Threat actors gained access to 47 staff email accounts that contained a large amount of personal information, the audit into the incidents found.

The audit found that Service NSW had failed to put in place controls to mitigate privacy risks it had identified prior to the attacks.

According to the report, Service NSW had identified that the emailing of personal information by staff to client agencies was a risk factor; the agency failed to effectively mitigate the risk prior to the breaches.

While some controls had been put in place, such as requiring staff to manually delete emails that contained personal information, these measures were ineffective at preventing the breach.

While Service NSW has subsequently implemented measures to automatically archive emails likely to contain personal information, the audit found that the agency has not put in place any technical or other solutions to avoid staff having to scan and email personal information to some client agencies.

“Urgent action is needed to remove the requirement for staff to email personal information to client agencies, thereby mitigating the risk inherent in sending and storing this information using email,” the audit found.

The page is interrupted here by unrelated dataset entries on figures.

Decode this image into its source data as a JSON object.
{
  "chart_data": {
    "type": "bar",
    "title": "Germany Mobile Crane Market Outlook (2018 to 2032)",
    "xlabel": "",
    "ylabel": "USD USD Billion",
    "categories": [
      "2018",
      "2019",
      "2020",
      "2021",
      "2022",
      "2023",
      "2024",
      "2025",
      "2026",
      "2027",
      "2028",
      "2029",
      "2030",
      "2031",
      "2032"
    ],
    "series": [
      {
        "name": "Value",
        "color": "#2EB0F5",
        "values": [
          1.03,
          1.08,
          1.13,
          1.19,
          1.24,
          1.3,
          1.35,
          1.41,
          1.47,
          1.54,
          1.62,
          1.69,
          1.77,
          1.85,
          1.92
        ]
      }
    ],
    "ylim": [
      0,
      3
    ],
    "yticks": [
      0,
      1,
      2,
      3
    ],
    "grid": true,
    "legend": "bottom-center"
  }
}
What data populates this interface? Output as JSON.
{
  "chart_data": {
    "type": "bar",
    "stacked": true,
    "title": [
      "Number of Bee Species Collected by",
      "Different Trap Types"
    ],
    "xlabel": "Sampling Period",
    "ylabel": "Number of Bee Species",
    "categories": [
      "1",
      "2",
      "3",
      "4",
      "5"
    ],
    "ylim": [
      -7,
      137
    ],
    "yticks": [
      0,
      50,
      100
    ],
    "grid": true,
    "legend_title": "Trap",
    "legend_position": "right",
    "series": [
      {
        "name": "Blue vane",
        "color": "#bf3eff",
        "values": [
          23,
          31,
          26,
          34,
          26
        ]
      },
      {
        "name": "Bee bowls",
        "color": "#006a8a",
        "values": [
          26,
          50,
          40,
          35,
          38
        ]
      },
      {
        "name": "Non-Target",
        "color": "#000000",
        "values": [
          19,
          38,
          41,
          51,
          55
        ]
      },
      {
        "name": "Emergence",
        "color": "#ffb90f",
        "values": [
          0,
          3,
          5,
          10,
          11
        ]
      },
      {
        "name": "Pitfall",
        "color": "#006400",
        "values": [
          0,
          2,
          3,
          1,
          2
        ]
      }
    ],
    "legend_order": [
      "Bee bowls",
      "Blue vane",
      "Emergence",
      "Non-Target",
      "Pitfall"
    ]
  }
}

The attacks also exposed weaknesses in the IT and security controls implemented by Service NSW over its Salesforce CRM system, which holds the personal information of over four million residents, the audit found.

While a privacy impact assessment conducted on the CRM system in 2015 recommended that the system include the ability for customers to review access history to their personal information, as well as the option for customers to apply multi-factor authentication to their accounts, neither recommendation has been implemented.

According to the report, Service NSW’s privacy management plan also does not clearly set out the privacy obligations of Service NSW and its client agencies, and has not been updated to include new programs and governance changes.

This is partly due to the agency’s rate of growth outpacing the establishment of a robust control environment, according to the auditor general, which has exacerbated security risks.

The report into the audit urges Service NSW to implement a solution for a secure method of transferring personal information between Service NSW and client agencies without needing to rely on email, and review the need to store scanned copies of personal information at all.

By March, Service NSW should ensure that all new agreements entered into with client agencies address the deficiencies identified, and review its privacy management plan to address these deficiencies.

Service NSW has also been urged to address the deficiencies in its Salesforce CRM platform by June, and to update all existing agreements with client agencies by December.

Service NSW has committed to fulfilling all the recommendations by March 2022. Central to the reforms will be a move away from paper-based processes for the capture and transfer of customer information, the agency said in a statement.

The agency has already reduced the amount of staff data held in mailboxes by 92%, implemented multi-factor authentication on several critical applications, and appointed both a chief risk officer and chief privacy officer.